Here are four simple practices to reconnect to, re-energize and strengthen your feet.

  1. Take the first step. The biggest thing we can do for our feet takes very little effort: simply notice and appreciate them. This means spending some time with them and giving them your full and positive attention. This short three-minute stretch will help bring much-needed space to your tarsals while relaxing the joints in your ankle.
    • Interlace your fingers in the toes of your opposite foot.
    • Wiggle your toes and squeeze them into your fingers.
    • Add ankle circles and other creative movements.
    • Repeat on the opposite side.
  2. Roll them out. This is an incredibly satisfying practice, with immediate benefits releasing stuck fascia, bringing in oxygen, and enlivening nerve endings. This may even create an energizing ripple effect throughout your body.
    • Stand with one hand on a wall place and place an original size Yoga Tune Up® therapy ball under the sole of one barefoot. Or, if possible, do two feet at the same time (as pictured).
    • Squish Squish Squish those therapy balls (like I Love Lucy crushing the grapes).
    • Then roll the therapy balls up and down and side-to-side re-stimulating sensation.
    • Make sure you do both feet!
  3. Go ahead and jump (prep). Get access to the potential strength in your feet that, when engaged, will make you feel lighter all over. You have 20+ muscles in your feet, with ten of them being in the what is often referred to as the main arch, the medial longitudinal arch in four layers. How do you begin to access their power? For starters, try out this jumping prep exercise.
    • Stand with the spine long and your feet parallel, hands against a wall (or tree).
    • Inhaling, come up on the balls of your feet, exhaling heels back down, x5
    • Then, come up on the balls of your feet and hold for 60 seconds.
    • Next, with a blanket rolled up on the floor, place the balls of your feet on the blanket, your heels on the floor.
    • Spread toes wide, maintaining a neutral spine, hold this sole opening toe strengthening position for 3 minutes (adding more height to the blanket as needed)
  4. Structure matters.

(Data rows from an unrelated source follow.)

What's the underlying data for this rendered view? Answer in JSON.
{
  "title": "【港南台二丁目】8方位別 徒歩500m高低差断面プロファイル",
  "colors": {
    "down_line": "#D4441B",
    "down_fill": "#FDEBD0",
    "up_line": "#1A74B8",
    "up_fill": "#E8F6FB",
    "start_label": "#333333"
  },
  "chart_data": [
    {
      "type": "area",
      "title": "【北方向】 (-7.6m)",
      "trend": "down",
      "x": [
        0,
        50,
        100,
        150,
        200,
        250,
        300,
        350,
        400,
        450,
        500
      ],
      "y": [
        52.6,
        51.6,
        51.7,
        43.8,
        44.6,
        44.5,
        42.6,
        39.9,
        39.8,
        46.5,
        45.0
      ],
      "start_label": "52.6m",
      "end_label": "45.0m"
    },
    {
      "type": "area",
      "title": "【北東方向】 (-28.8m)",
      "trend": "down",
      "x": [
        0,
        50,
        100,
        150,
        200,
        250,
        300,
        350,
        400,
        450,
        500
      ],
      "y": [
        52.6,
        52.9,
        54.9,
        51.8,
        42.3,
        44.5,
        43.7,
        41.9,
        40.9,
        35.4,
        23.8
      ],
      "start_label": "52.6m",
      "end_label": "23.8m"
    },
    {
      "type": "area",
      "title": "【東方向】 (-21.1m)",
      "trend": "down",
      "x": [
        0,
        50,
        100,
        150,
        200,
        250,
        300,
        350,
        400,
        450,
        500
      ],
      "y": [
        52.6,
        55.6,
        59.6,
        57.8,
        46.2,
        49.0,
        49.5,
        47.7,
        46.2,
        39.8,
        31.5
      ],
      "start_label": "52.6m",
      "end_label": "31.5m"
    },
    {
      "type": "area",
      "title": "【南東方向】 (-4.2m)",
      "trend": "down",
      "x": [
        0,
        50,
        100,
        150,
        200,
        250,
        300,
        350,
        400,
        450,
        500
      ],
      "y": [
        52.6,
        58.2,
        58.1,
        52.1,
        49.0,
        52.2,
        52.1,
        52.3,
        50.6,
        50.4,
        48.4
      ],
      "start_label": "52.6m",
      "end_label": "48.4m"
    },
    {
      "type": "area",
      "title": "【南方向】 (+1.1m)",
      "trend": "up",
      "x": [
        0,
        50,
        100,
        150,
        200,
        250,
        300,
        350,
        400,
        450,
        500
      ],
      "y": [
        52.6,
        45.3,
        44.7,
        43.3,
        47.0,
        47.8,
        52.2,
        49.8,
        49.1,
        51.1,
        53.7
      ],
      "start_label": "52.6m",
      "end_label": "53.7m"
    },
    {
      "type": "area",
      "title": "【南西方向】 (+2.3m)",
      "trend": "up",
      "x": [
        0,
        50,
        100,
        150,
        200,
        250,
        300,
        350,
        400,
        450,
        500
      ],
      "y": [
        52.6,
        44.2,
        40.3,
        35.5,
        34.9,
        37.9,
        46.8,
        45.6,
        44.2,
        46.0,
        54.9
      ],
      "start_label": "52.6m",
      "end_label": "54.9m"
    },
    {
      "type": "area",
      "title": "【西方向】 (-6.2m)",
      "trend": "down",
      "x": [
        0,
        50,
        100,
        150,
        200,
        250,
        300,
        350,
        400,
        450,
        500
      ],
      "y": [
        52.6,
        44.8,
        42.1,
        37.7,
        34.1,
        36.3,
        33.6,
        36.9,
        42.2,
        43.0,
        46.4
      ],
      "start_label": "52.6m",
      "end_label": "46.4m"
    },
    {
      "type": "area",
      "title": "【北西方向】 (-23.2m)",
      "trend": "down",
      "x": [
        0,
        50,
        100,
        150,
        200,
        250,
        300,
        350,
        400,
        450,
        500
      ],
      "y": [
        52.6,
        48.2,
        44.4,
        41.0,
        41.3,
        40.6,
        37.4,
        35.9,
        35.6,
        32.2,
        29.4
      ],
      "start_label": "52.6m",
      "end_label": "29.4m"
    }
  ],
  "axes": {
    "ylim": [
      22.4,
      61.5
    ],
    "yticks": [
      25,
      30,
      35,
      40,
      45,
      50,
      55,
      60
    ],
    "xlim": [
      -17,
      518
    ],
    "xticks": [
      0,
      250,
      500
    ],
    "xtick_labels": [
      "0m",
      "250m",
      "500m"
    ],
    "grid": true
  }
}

The Yoga Tune Up® version of Tadasana (aka Mountain or neutral position) energizes this traditional pose, strengthening alignment from the base of your feet to the top of your head.
    • Stand with medial sides of your feet together, hip bones facing forward and aligned, arms relaxed at your sides, open across the sternum, chin tucked ever so slightly to elongate your neck.
    • Lift your toes off the earth, wiggle them around, place them firmly on the earth, rock back and forth on your feet a little, finding a firm neutral place, noting there are three bones that touch the ground. The lines between these create a structure of arches for your feet, allowing the support of the earth to travel back up into your system, spring-like.
    • Line you shins, your knees, your thighs on top of your feet. Keeping a little lift up through your center channel.
    • Now, make this a dynamic check-in:
      • First, scrape your heels apart on the mat, as if you are tearing the mat apart, without moving your feet or legs
      • Next, make the action of pulling your feet together, adducting your inner legs, without moving them
      • Finally, the right foot acts as if it is moving forward and the left foot back, without actually moving anything and then switch, left foot forward, right foot back.
      • Repeat all of the above a few times, building from your foundation. Each time, pay a little more attention to how each muscle group engages. Proprioception is key, but also consider checking in a mirror as you are doing this — sometimes we are so used to feeling unaligned that when we are truly aligned we feel wonky.

Come back to a neutral position, take a few more deep breaths, then let all effort go.

This pose is practical. You can do it when standing in line, riding the subway, or cooking–wherever and whenever you want to connect to your feet and strengthen your alignment.  Practicing this pose gives you the personal intel to intuitively move back into a stance that is most efficient for your body.